Une nouvelle version de la cartographie nationale des ouvrages et aménagements littoraux (édition 2026) est disponible sur GéoLittoral. Réalisée par le Cerema, avec le soutien du ministère chargé de la Transition écologique, cette cartographie recense les principaux ouvrages et aménagements présents le long du front de mer, dans l’Hexagone, en Corse et dans les départements et régions d’outre-mer.

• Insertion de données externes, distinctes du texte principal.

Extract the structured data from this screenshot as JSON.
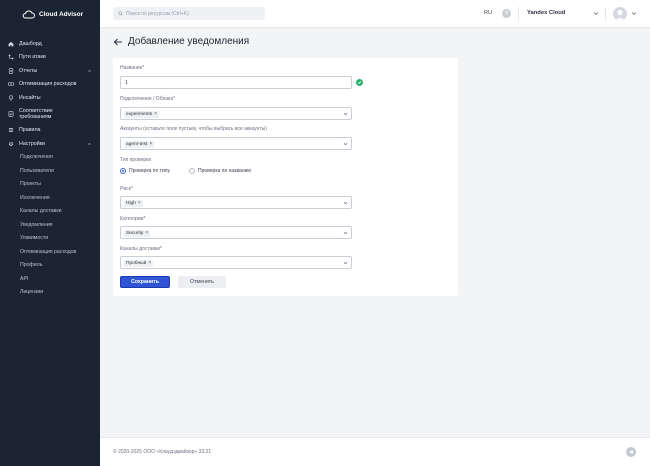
{
  "app": {
    "name": "Cloud Advisor"
  },
  "sidebar": {
    "items": [
      {
        "label": "Дашборд",
        "icon": "home-icon"
      },
      {
        "label": "Пути атаки",
        "icon": "route-icon"
      },
      {
        "label": "Отчеты",
        "icon": "report-icon"
      },
      {
        "label": "Оптимизация расходов",
        "icon": "money-icon"
      },
      {
        "label": "Инсайты",
        "icon": "lightbulb-icon"
      },
      {
        "label": "Соответствие требованиям",
        "icon": "compliance-icon"
      },
      {
        "label": "Правила",
        "icon": "list-icon"
      },
      {
        "label": "Настройки",
        "icon": "gear-icon"
      }
    ],
    "settings_sub": [
      "Подключения",
      "Пользователи",
      "Проекты",
      "Исключения",
      "Каналы доставки",
      "Уведомления",
      "Уязвимости",
      "Оптимизация расходов",
      "Профиль",
      "API",
      "Лицензии"
    ]
  },
  "header": {
    "search_placeholder": "Поиск по ресурсам (Ctrl+K)",
    "lang": "RU",
    "help": "?",
    "cloud": "Yandex Cloud"
  },
  "page": {
    "title": "Добавление уведомления"
  },
  "form": {
    "name_label": "Название*",
    "name_value": "1",
    "connections_label": "Подключения / Облака*",
    "connections_chip": "experiments",
    "accounts_label": "Аккаунты (оставьте поле пустым, чтобы выбрать все аккаунты)",
    "accounts_chip": "agent-test",
    "check_type_label": "Тип проверки",
    "radio_by_type": "Проверка по типу",
    "radio_by_name": "Проверка по названию",
    "risk_label": "Риск*",
    "risk_chip": "High",
    "category_label": "Категории*",
    "category_chip": "Security",
    "channels_label": "Каналы доставки*",
    "channels_chip": "Пробный",
    "save": "Сохранить",
    "cancel": "Отменить"
  },
  "footer": {
    "copyright": "© 2020-2025 ООО «Клаудэдвайзор» 33.21"
  },
  "colors": {
    "sidebar": "#1b2433",
    "primary": "#2f55d4",
    "success": "#27b36b"
  }
}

Cette nouvelle version repose sur l’interprétation de photographies aériennes plus récentes et de meilleure résolution et intègre une nouvelle typologie harmonisée des ouvrages littoraux, afin d’améliorer l’interopérabilité des données.
Quelques chiffres clés :
- 20 871 ouvrages et aménagements littoraux recensés
- 19 346 ouvrages encore visibles sur les photographies aériennes les plus récentes
- Environ 2 400 km de longueur cumulée
- Plus de 3 300 ouvrages supplémentaires identifiés par rapport à la première version de 2017
- Près de 1 000 ouvrages nouvellement construits au cours de la dernière décennie
Les ouvrages littoraux jouent un rôle important dans la protection et l’aménagement des territoires côtiers, mais peuvent également modifier les dynamiques naturelles du littoral. Cette cartographie constitue ainsi un socle national harmonisé pour mieux connaître les secteurs aménagés et accompagner les politiques publiques de gestion du trait de côte.
Une application cartographique permet de visualiser l’ensemble des ouvrages recensés.
Pour aller plus loin, un rapport d’étude du Cerema détaille la méthodologie mise en œuvre et l’exploitation des résultats.
GéoLittoral est le portail de la planification maritime et des données sur la mer et le littoral. On peut y télécharger des données SIG, regroupées par thématiques : activités portuaires et environnement, aquaculture marine, artificialisation, dynamiques et évolution du littoral, énergie éolienne, énergie houlomotrice, énergie hydrolienne, indicateur national de l’érosion côtière, zones basses du littoral et recul événementiel du trait de côte, occupation du sol, ortho littorale, trafic maritime, plaisance et mouillages, vulnérabilité aux risques littoraux.
Pour compléter
Publication d'un nouvel indicateur d'érosion du trait de côte
Produit par le Cerema avec le soutien du ministère chargé de la transition écologique, l’indicateur national de l’érosion côtière décrit l’évolution passée du trait de côte sur les littoraux de l’Hexagone, de la Corse et des départements et régions d’outre-mer. Comme la première édition, il repose sur l’analyse de photographies aériennes anciennes et récentes. Cette nouvelle version mobilise un plus grand nombre de traits de côte sur plusieurs années, ce qui permet d’analyser les évolutions du littoral sur plusieurs périodes temporelles et d’en proposer une lecture plus fine. Elle intègre désormais des données harmonisées issues des observatoires régionaux du trait de côte, afin de renforcer la cohérence entre le référentiel national et les observations de terrain. Les profils de calcul ont également été densifiés, avec environ 126 000 profils répartis tous les 50 mètres le long du littoral, afin d’affiner la restitution des résultats.
Les nouveaux résultats confirment, sur la période longue allant des années 1950 à 2020, l’ordre de grandeur déjà observé lors de la première version : environ 20 % des côtes naturelles sont en recul. En considérant l’ensemble du front de mer, en additionnant les secteurs naturels en recul et les secteurs maintenus par des ouvrages de protection ou de gestion du littoral, comme les murs ou les épis, 27,6 % des côtes apparaissent concernées par l’érosion côtière, une proportion qui atteint 50,1 % sur les secteurs de plage.
Une application cartographique permet de visualiser les évolutions du trait de côte sur plusieurs pas de temps de 1950 à nos jours.
Le rapport d’étude du Cerema apporte les détails sur la méthodologie mise en œuvre et sur l’exploitation des résultats.